Special characters in Vim

Particularly when editing documents for human consumption rather than code, it’s often necessary to enter special characters into a document that can’t otherwise be produced by a single key press:

  • Letters with diacritical marks like ä, é, and ô — Vim refers to these as digraphs — a particular problem when using a US keyboard layout
  • Unicode characters like typographic dashes or copyright symbols ©, or other symbols from the multi-byte portion of the UTF-8 character set (including foreign languages)
  • Literal control characters like <Tab>

Vim has a method for inserting each of these within the editor, rather than having to copy-paste them from another document. We won’t discuss Vim’s alternative multibyte input methods here, and will assume that you’re using a keyboard with a US or UK layout, and predominantly type in English — apologies to international readers, but I do not have another type of keyboard to test this out!

Some of the following assumes that you’re using Vim in a UTF-8 capable terminal, and with the encoding option in your .vimrc set to utf-8, which is highly recommended for the vast majority of editing requirements:

set encoding=utf-8

It also assumes that your font is capable of displaying all of the characters concerned; monospace fonts with workable symbol coverage include Consolas, Inconsolata, and Ubuntu Mono.

Digraphs

Vim has a special shorthand for entering characters with diacritical marks. If you need some familiar variant of a Latin alphabet character with a diacritical mark or embellishment, it’s likely you’ll be able to input it with the digraph system. It also has support for some other sometimes-needed characters like thorn Þ and eszett ß, and Cyrillic characters.

Digraph input is started in insert or command mode (but not normal mode) by pressing Ctrl-k, then two printable characters in succession; the first is often the “base” form of the letter, and the second denotes the appropriate embellishment.

Some simple examples that might occasionally be needed for English speakers to correctly type one of the language’s many “loan words”:

  • Ctrl-k c , -> ç
  • Ctrl-k e ' -> é
  • Ctrl-k o ^ -> ô
  • Ctrl-k a ! -> à
  • Ctrl-k u : -> ü
  • Ctrl-k = e ->

This is just a small sample; Vim has support for a great many digraphs. Take a look at the relevant section of the documentation for a complete treatment of the feature. You can also type :digraphs within Vim to get a complete list of digraphs — several screenfuls of them!

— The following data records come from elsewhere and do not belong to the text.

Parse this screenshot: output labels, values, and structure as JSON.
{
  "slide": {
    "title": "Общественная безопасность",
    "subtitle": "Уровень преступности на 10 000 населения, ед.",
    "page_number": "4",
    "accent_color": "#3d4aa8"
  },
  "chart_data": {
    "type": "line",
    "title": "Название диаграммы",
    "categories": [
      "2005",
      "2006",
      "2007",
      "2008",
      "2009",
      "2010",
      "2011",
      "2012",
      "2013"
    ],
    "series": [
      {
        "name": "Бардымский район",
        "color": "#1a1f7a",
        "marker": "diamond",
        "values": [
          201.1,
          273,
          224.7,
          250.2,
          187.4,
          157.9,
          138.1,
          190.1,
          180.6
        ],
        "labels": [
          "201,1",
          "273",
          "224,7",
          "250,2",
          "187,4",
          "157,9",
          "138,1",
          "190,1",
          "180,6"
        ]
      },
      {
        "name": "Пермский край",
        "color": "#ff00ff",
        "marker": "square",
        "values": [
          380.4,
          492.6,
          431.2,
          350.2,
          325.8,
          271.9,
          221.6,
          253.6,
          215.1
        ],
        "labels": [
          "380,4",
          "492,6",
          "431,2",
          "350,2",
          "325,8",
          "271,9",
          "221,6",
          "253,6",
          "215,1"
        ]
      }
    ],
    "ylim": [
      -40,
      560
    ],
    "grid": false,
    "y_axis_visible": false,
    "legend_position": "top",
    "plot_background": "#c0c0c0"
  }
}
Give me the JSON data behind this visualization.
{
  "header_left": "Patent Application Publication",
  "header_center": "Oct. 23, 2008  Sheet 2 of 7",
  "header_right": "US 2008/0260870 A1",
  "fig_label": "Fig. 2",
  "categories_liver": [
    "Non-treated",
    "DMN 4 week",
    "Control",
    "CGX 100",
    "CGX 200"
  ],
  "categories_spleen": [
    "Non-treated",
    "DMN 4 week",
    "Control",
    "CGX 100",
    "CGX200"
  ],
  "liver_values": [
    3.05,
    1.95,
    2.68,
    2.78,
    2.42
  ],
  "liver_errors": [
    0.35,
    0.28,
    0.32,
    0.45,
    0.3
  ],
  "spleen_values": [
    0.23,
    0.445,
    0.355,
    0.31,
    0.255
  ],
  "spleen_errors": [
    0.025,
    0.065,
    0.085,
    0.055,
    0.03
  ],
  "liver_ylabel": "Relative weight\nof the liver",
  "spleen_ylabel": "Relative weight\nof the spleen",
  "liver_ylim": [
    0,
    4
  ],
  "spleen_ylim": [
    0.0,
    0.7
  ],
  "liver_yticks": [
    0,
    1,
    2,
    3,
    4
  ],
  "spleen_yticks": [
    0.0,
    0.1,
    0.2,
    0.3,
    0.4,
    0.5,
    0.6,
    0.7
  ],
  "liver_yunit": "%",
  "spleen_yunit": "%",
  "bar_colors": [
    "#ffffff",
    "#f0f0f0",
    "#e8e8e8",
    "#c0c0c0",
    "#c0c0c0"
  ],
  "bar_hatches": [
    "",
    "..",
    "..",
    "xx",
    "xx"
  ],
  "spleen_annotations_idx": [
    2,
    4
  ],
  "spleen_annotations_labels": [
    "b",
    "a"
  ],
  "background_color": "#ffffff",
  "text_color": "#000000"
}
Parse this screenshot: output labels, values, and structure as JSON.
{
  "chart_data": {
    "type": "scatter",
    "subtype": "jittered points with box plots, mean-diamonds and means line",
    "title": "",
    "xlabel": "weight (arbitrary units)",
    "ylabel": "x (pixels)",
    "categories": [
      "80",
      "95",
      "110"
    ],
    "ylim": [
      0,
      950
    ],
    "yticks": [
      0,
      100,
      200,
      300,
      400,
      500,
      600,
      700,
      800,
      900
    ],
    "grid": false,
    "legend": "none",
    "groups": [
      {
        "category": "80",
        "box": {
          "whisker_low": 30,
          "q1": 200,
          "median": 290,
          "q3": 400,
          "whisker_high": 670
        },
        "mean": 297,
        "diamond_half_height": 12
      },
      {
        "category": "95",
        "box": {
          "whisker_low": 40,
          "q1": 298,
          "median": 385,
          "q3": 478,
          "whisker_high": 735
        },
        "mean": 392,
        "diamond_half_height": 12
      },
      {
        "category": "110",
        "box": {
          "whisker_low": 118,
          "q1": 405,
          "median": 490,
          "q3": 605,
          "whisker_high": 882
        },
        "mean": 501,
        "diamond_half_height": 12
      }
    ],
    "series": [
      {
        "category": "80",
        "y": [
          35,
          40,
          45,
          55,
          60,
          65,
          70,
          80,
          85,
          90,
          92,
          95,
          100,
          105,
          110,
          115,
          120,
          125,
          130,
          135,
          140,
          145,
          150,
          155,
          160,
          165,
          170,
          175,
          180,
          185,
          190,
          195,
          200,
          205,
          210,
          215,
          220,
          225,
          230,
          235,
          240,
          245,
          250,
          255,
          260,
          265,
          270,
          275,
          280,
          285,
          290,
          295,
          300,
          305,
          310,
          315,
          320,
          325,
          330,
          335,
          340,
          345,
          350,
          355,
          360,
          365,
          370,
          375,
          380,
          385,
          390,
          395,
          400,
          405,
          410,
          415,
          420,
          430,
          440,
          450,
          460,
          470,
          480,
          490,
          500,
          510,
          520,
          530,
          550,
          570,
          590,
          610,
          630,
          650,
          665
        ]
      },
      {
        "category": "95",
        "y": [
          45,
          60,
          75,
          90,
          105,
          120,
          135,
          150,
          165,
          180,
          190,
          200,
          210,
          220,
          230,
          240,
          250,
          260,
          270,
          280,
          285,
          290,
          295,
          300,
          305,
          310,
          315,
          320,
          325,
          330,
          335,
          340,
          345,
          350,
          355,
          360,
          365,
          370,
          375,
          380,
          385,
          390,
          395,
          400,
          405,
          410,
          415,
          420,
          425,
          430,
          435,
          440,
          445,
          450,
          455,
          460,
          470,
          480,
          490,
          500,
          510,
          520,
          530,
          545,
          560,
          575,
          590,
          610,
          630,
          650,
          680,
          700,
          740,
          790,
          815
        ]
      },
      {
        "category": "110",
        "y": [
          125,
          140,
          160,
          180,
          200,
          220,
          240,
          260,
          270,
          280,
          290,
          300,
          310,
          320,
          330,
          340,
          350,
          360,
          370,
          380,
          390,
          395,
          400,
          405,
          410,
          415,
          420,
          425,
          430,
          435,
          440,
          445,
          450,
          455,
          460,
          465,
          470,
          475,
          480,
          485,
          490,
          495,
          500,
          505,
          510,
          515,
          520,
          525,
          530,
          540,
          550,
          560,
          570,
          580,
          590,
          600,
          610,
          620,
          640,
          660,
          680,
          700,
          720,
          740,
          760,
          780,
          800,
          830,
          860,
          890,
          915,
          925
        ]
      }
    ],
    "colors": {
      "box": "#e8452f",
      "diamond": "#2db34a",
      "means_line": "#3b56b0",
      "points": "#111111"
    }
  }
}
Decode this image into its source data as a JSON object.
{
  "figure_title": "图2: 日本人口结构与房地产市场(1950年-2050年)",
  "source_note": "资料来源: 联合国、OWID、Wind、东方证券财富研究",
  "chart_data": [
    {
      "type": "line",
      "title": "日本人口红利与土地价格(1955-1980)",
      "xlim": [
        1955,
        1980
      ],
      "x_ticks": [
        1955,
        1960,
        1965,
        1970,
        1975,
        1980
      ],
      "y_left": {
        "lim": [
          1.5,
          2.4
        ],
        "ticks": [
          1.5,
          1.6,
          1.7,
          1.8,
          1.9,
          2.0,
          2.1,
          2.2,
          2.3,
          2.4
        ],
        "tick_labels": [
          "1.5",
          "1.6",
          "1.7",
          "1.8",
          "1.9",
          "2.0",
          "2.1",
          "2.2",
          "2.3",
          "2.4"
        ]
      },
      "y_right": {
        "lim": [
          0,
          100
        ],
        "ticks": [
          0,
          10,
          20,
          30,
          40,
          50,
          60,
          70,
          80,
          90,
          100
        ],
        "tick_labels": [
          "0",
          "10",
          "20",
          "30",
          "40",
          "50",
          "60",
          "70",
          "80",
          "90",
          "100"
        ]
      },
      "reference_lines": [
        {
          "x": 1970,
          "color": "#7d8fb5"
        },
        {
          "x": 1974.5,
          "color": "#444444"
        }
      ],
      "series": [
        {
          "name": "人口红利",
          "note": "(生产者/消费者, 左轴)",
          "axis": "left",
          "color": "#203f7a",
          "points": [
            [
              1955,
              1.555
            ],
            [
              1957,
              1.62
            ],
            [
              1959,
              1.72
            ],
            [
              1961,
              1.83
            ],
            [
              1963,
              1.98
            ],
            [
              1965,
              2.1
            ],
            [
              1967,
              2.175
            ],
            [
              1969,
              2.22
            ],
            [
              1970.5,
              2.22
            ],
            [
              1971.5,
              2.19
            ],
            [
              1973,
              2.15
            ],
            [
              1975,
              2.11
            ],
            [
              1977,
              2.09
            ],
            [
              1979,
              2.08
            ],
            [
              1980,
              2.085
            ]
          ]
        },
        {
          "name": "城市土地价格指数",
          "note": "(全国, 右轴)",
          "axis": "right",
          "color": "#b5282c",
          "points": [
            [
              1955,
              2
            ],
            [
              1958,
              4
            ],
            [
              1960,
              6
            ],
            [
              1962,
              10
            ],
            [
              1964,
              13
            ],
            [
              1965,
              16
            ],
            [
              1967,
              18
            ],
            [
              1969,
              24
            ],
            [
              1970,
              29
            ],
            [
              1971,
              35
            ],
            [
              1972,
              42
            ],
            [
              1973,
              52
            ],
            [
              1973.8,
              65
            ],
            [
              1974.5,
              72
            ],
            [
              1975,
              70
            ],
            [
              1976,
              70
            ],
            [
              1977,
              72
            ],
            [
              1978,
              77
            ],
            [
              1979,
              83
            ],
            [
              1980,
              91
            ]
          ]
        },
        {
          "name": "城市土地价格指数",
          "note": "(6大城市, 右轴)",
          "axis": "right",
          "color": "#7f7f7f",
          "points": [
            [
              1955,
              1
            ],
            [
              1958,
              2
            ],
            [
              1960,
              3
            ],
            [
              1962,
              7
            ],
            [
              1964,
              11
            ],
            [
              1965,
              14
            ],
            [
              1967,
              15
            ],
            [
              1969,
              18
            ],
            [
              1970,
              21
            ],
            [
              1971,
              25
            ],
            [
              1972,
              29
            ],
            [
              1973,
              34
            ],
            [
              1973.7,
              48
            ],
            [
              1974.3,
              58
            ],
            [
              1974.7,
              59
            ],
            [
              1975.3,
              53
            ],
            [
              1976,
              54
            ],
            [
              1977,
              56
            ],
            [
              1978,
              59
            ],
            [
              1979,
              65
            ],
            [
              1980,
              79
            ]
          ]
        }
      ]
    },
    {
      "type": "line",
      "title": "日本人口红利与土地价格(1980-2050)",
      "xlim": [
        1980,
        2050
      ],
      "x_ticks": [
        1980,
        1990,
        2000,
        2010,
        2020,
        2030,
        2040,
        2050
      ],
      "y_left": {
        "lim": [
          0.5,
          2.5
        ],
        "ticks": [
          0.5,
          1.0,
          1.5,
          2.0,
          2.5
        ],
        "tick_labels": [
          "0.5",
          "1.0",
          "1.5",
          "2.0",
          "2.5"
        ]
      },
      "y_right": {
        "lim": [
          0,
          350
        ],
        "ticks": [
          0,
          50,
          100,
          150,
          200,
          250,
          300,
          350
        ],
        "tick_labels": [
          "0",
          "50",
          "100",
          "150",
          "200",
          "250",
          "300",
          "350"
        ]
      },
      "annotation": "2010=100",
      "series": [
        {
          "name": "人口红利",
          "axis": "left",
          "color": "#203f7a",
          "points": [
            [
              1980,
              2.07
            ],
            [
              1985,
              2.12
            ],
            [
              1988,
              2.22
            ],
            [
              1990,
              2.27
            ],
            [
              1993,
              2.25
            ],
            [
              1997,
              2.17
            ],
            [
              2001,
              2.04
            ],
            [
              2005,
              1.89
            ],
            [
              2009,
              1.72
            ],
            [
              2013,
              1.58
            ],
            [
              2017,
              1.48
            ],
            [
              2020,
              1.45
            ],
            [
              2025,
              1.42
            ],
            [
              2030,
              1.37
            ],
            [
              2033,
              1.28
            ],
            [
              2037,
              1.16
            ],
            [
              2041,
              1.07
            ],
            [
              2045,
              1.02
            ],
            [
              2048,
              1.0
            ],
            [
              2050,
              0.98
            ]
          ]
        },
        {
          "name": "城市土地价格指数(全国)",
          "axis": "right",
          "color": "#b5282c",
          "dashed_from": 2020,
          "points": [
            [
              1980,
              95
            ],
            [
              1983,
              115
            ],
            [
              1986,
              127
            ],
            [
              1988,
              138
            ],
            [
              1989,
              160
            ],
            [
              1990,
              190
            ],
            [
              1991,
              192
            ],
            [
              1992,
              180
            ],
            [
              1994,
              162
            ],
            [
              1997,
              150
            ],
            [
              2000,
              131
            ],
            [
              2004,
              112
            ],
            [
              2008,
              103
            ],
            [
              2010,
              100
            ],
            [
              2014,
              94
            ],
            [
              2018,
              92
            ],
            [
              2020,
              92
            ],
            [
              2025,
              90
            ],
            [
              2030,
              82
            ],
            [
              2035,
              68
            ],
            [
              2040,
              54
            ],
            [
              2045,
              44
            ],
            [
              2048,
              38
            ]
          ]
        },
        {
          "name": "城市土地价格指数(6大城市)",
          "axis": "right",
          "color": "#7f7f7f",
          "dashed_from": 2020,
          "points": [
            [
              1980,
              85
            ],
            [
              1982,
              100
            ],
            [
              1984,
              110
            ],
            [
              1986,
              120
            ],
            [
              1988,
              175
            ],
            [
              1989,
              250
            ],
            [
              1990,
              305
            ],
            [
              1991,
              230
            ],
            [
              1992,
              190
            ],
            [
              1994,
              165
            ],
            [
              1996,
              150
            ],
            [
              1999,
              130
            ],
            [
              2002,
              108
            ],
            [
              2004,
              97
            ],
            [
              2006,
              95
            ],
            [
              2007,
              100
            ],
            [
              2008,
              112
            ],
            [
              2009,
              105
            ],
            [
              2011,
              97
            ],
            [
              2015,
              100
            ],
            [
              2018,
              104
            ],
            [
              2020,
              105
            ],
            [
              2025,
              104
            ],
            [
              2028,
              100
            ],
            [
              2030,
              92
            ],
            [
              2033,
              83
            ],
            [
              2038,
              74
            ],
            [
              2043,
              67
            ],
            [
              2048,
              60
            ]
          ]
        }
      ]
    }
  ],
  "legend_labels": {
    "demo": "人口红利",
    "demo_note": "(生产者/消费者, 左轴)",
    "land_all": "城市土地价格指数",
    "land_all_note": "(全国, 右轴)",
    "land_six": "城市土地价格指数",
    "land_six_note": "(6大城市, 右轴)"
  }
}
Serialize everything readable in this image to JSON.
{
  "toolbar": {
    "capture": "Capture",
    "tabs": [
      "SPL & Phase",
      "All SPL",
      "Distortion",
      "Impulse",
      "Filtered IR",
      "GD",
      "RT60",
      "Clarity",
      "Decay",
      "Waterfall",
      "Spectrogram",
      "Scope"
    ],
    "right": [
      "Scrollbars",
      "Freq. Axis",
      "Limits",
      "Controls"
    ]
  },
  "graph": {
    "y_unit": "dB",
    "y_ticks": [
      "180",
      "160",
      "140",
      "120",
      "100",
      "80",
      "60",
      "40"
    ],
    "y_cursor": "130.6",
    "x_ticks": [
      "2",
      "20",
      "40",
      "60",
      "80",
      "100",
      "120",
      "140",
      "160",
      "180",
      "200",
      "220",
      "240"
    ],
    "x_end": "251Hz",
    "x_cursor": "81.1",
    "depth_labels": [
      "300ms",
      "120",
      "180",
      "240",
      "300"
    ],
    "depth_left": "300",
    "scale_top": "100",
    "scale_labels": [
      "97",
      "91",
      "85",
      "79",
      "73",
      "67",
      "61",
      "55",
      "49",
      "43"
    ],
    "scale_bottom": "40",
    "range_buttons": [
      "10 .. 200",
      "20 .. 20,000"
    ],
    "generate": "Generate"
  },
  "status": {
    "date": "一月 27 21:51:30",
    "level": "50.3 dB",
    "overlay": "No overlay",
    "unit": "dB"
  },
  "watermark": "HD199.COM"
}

Note that you can enter all of these characters using the Unicode mode discussed later in this article as well; two-character mnemonic digraphs simply happen to be easier to remember than four-digit codes.

Unicode characters

For characters not covered in the digraph set, you can also enter unicode characters by referring to their code page number. In insert or command mode (but not normal mode) this is done by typing Ctrl-v and then u, followed by the hexadecimal number. Some potentially useful examples:

  • Ctrl-v u 2018 -> , a LEFT SINGLE QUOTATION MARK
  • Ctrl-v u 2019 -> , a RIGHT SINGLE QUOTATION MARK
  • Ctrl-v u 2014 -> , an EM DASH
  • Ctrl-v u 00a9 -> ©, a COPYRIGHT SIGN

These are handy in some cases when writing HTML documents, as an alternative to using HTML entities like &mdash; or &copy;. An exhaustive summary of these characters and their codes is available on the Unicode website.

Other non-printable characters

The unicode character input method is actually a specialised case of inputting literal characters with a Ctrl-v prefix. We can input other non-printable and control characters using this prefix:

  • Ctrl-v <Enter> -> ^M
  • Ctrl-v <Tab> -> ^I

This is sometimes handy when conforming to someone else’s tab style, and can also be handy when searching for characters literally in searches.